The Expendables 2
Starring Sylvester Stallone, Arnold
Schwarzenegger, Bruce Willis
This movie is a no-brainer. And in so many ways. It’s about as smart as a perpetually drunk communications major at Ohio State. It contains an oversized cast of action heroes that could probably only win a battle of wits if killing was on the table. Like the first film, it’s a fantastic idea that has been a long time coming.
Take every action star on the planet and cram them into one giant movie—that’s “The Expendables 2.” If I were 16, this would be an orgasm-inducing, explosion-filled dream-come-true. Now it feels like a wonderfully nostalgic romp, hanging out with old friends and watching them brutally murder a lot of people.
They don’t make movies like this anymore, and it’s a damn shame. Because at one point, the action film was probably the most fun one could have at the movies. They were opulent trash—over-the-top mashups of violence and humor that were relentless in their efforts to entertain an audience. Yes, a lot of them were terrible. I’m not someone who holds up B-grade trash from yesteryear and assigns it undeserved value. But “The Expendables 2” was fun, and fun is something that the cinema has been lacking for quite some time.
There’s a reason “The Avengers” made a billion dollars worldwide—not because it was the biggest movie or the best movie. Yet, it would be tough to argue that it wasn’t the most fun movie so far of 2012. The characters were allowed to have personalities, joke with one another, and act like real human beings. It wasn’t the cynical, morbidly depressed heroes that have populated our action films in the 21st century.
Look at the reboot of “Total Recall.” Actually, scratch that. Don’t watch it. It’s pretty heinous. Yet, it is a prime example of why action films need to have someone crack a smile once in awhile.
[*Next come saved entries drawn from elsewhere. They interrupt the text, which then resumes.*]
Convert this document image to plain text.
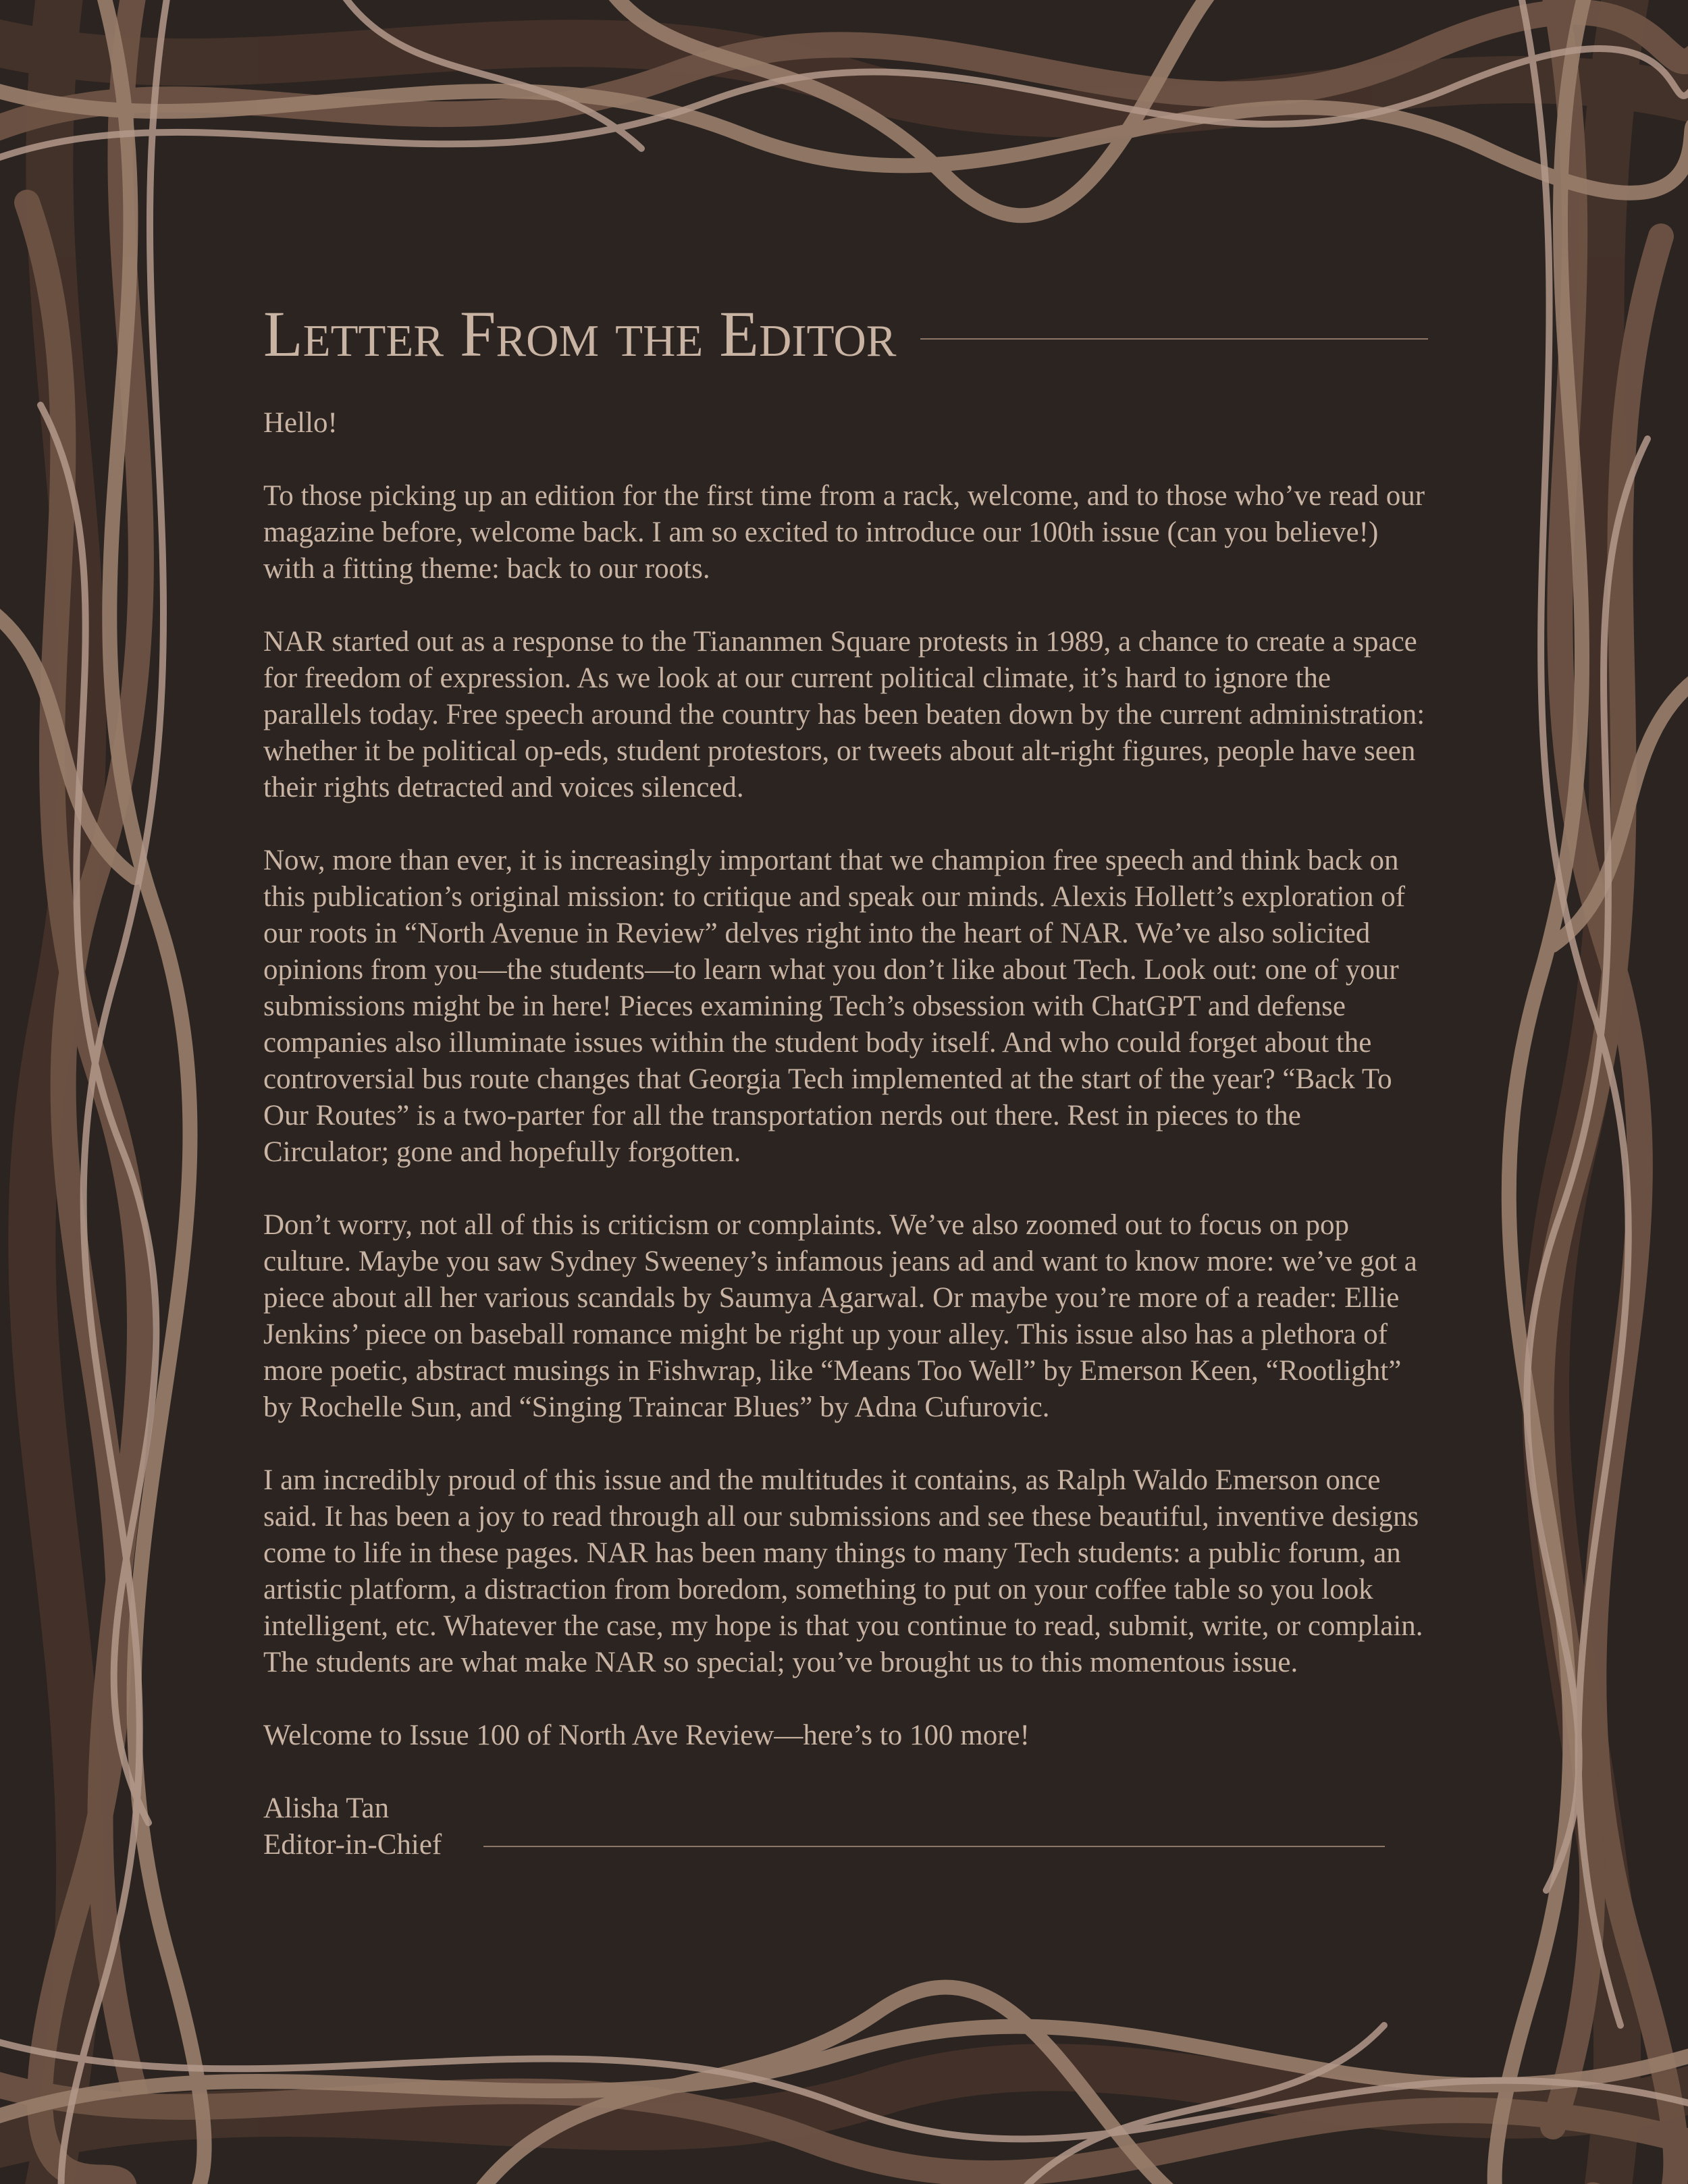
Letter From the Editor

Hello!

To those picking up an edition for the first time from a rack, welcome, and to those who’ve read our magazine before, welcome back. I am so excited to introduce our 100th issue (can you believe!) with a fitting theme: back to our roots.

NAR started out as a response to the Tiananmen Square protests in 1989, a chance to create a space for freedom of expression. As we look at our current political climate, it’s hard to ignore the parallels today. Free speech around the country has been beaten down by the current administration: whether it be political op-eds, student protestors, or tweets about alt-right figures, people have seen their rights detracted and voices silenced.

Now, more than ever, it is increasingly important that we champion free speech and think back on this publication’s original mission: to critique and speak our minds. Alexis Hollett’s exploration of our roots in “North Avenue in Review” delves right into the heart of NAR. We’ve also solicited opinions from you—the students—to learn what you don’t like about Tech. Look out: one of your submissions might be in here! Pieces examining Tech’s obsession with ChatGPT and defense companies also illuminate issues within the student body itself. And who could forget about the controversial bus route changes that Georgia Tech implemented at the start of the year? “Back To Our Routes” is a two-parter for all the transportation nerds out there. Rest in pieces to the Circulator; gone and hopefully forgotten.

Don’t worry, not all of this is criticism or complaints. We’ve also zoomed out to focus on pop culture. Maybe you saw Sydney Sweeney’s infamous jeans ad and want to know more: we’ve got a piece about all her various scandals by Saumya Agarwal. Or maybe you’re more of a reader: Ellie Jenkins’ piece on baseball romance might be right up your alley. This issue also has a plethora of more poetic, abstract musings in Fishwrap, like “Means Too Well” by Emerson Keen, “Rootlight” by Rochelle Sun, and “Singing Traincar Blues” by Adna Cufurovic.

I am incredibly proud of this issue and the multitudes it contains, as Ralph Waldo Emerson once said. It has been a joy to read through all our submissions and see these beautiful, inventive designs come to life in these pages. NAR has been many things to many Tech students: a public forum, an artistic platform, a distraction from boredom, something to put on your coffee table so you look intelligent, etc. Whatever the case, my hope is that you continue to read, submit, write, or complain. The students are what make NAR so special; you’ve brought us to this momentous issue.

Welcome to Issue 100 of North Ave Review—here’s to 100 more!

Alisha Tan
Editor-in-Chief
If nothing else, “The Expendables 2” is fun—stupid, gratuitous, unapologetic fun. It’s an excuse to get the band back together, kind of like a cinematic “greatest hits” collection. And they’re all here—from original action heroes like Stallone, Bruce Willis and Arnold Schwarzenegger, to B-movie stalwarts like Jason Statham, Dolph Lundgren and Jet Li. Even newcomers like Liam Hemsworth (“The Hunger Games”) get to mix it up with epic action icons like Chuck Norris. And they made the smartest move of all time by including the world’s most ridiculous movie star ever created: Jean-Claude Van Damme. He plays a villain named Vilain (yes, I’m serious), who hams it up harder than a coke-fueled pigsty. He fits perfectly into the model of dusting off old movie stars well past their prime and having way too good of a time doing so.
The plot feels cobbled together from a dozen different action films. Barney (Stallone) and his team of expendables are off on a globe-trotting mission to stop a war criminal from obtaining some weapon-grade plutonium. Stolen nuclear materials? In an action film, you say? Unheard of! The truth is: The plot is no more recycled than higher-grade junk, à la “Mission Impossible: Ghost Protocol.”
Still, the action in “The Expendables 2” remains pretty damn fantastic thanks in no small part to the talents of Simon West (“Con Air”), who really seems to excel at creating big, obnoxious set pieces that end up being remarkably well-executed. A film like this lives or dies by the fight scenes, and this one serves up plenty of unbelievably crazy action. For instance, I was not aware that a high-powered sniper rifle contained enough firepower to make someone’s head explode. Physics and logic be damned! This is a world where ammunition never runs out, where 60-year-old men fight one another and don’t die of a heart attack, and where everything shot at has the capability of exploding into a massive fireball. I like this world; it’s fun.
Kudos to Schwarzenegger who somehow manages to come out of retirement and channel the kind of manic, unbridled performance that he built his career on: mangling lines and spewing catchphrases like a man half his age. It’s almost as if he has transcended traditional performance and evolved into something beyond irony. It’s as if he is actually trying to portray himself. One may think it would require very little effort—but not Arnold. Instead, he expends five times the normal amount of raw acting energy to deliver a kind of mega-charged Arnold Schwarzenegger 2.0. It’s a marvel to behold.
In fact, all the performances are. Stallone’s voice has so little treble, he sounds like a blown speaker. Dolph Lundgren has a stupid grin on his face for most of the film, like he’s just happy to be working. And do I really need to waste words describing the acting acumen of MMA superstar Randy Couture?
I wasn’t really thinking about the acting as I watched the film’s climax unfold: Stallone, Willis, Schwarzenegger and Norris murdering hundreds of nameless villains in an action orgy unrivaled in modern cinema. The fact that these old-school icons are smiling as they mow down countless henchman is just hilarious. Never has genocide been so great! For 90 minutes, I got to hop into the way-back machine and remember the glorious feeling of watching the good guys brutally kill their enemies, leaving enough time between reloading to utter a ridiculously written catchphrase. If nothing else, “The Expendables 2” is gobs of fun.